As San Francisco insurance attorneys, we know one of the most devastating loses is one’s home. When something takes away a home, everything is upended and we need our insurance providers to come to our aide quickly so we can move on with our lives. Unfortunately, that is often when insurance companies stall and engage in unscrupulous and illegal behavior. fire.jpg

This week, California insurance regulators under the Department of Insurance have filed three actions against an American International Group Inc. (AIG) owned subsidiary company, New York based New Hampshire Insurance Co, over how it handled claims from that 2008 Sayre fires that devastated over 11,000 acres in the Los Angeles area in what has been dubbed the worst loss of homes due to fire in the city’s history. On that horrible November day, 600 structures were destroyed, leading the Mayor of Los Angeles and the Governor of California to declare a state of emergency. At the Oakridge Mobile Home Park alone 480 mobile homes were totally destroyed, and New Hampshire Insurance covered 370 of them with Mobile Homeowners Policies.

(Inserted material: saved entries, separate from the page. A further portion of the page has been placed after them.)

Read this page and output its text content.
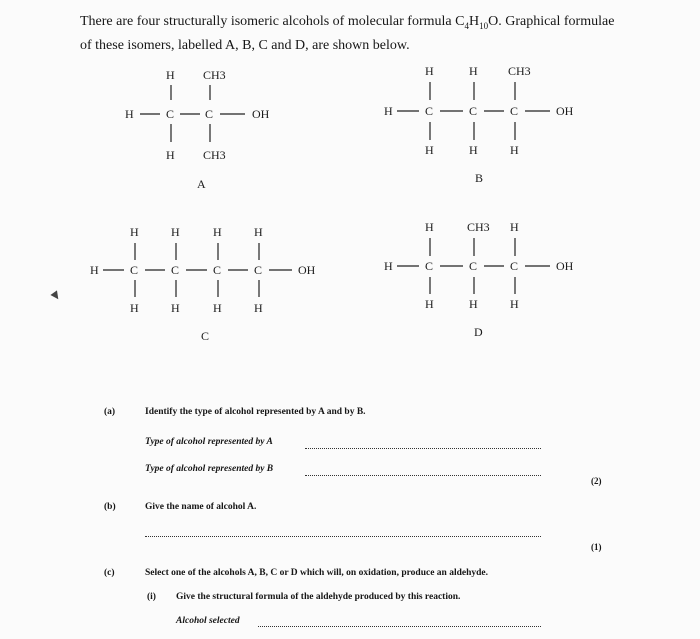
There are four structurally isomeric alcohols of molecular formula $C_4H_{10}O$. Graphical formulae
of these isomers, labelled A, B, C and D, are shown below.
H CH3
H	C	C	OH
H CH3
A
H	H	CH3
H	C	C	C	OH
H	H	H
B
H	H	H	H
H	C	C	C	C	OH
H	H	H	H
C
H	CH3 H
H	C	C	C	OH
H	H	H
D
(a)	Identify the type of alcohol represented by A and by B.
Type of alcohol represented by A
Type of alcohol represented by B
(2)
(b)	Give the name of alcohol A.
(1)
(c)	Select one of the alcohols A, B, C or D which will, on oxidation, produce an aldehyde.
(i) Give the structural formula of the aldehyde produced by this reaction.
Alcohol selected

In the months after the Sayre fires, the Department of Insurance received numerous complaints about the insurance company’s handling of claims and investigated those complaints. The Department eventually cited New Hampshire and another subsidiary, York Risk Services Group Inc, with 125 violations of the California Insurance Code with unfair or deceptive claims practices in failing to diligently handle claims. Each of these violations, if substantiated, would have a civil penalty of $5,000 per act, raised to $10,000 if the act was willful. Department general counsel Adam M. Cole stated to reporters this week that, “We expect insurers and their agents to be thoroughly diligent in handling claims, especially at times of devastation such as the Sayre fire. The allegations in this case reflect a troubling lack of attention to consumer needs by New Hampshire Insurance Company.”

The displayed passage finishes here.